Significant enhancement of magnetocaloric effects via tuning Curie temperature and magnetic anisotropy in rare-earth based compounds

Abstract

Magnetic refrigeration (MR) research has been increasingly focused on targeting operation temperatures as low as 4.4–20 K, which is of strategic significance for liquid helium and hydrogen in various activities such as aerospace and highly advanced industries. To date, despite most research has been aimed at obtaining MR materials with large magnetic entropy change and adiabatic temperature change, the optimizing operation temperature to target the cooling range for helium-hydrogen liquefaction is highly desirable and valuable. Here, the significant enhancement in magnetocaloric effects (MCEs) and magnetic materials operating in the temperature range of 4.4–20 K are achieved.

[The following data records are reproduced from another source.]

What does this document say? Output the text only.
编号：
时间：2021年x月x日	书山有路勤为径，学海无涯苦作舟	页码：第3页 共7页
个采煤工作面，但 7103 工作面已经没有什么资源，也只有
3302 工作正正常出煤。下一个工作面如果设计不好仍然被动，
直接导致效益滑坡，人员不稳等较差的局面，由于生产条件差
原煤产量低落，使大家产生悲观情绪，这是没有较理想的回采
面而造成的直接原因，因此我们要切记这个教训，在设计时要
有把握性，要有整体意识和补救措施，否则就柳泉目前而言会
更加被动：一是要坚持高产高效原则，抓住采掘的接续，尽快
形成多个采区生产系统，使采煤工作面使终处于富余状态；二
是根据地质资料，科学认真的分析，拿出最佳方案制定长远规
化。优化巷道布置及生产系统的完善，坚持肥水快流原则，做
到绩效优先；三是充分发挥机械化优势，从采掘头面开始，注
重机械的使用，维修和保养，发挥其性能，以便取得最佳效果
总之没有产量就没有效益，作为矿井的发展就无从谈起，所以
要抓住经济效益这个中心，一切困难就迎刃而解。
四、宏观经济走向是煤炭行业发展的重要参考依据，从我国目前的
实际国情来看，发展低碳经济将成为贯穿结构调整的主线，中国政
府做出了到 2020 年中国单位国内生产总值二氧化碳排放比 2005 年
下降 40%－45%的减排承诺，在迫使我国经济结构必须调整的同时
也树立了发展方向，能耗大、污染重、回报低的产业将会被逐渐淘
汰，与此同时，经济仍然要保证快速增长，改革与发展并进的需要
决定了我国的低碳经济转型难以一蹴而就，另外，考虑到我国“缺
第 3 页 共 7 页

The magnetic properties and MCEs of HoCuAl are manipulated by substituting Er or Tm atoms with the lower de Gennes factor and various magnetic anisotropy. The maximum magnetic entropy change ((−ΔSM)max) and refrigeration capacity (RC) under 0–5 T for Ho0.9Er0.1CuAl increases by 25.8 % and 39.8 % respectively compared with HoCuAl compound. Additionally, the critical role of Curie temperature and magnetic anisotropy in the significant enhancement of MCEs is confirmed by the systematic macroscopic physical analysis and neutron diffraction measurements. The excellent MCEs, suitable operation temperature, and free of hysteresis loss demonstrate the promising application prospect in liquefaction of helium-hydrogen.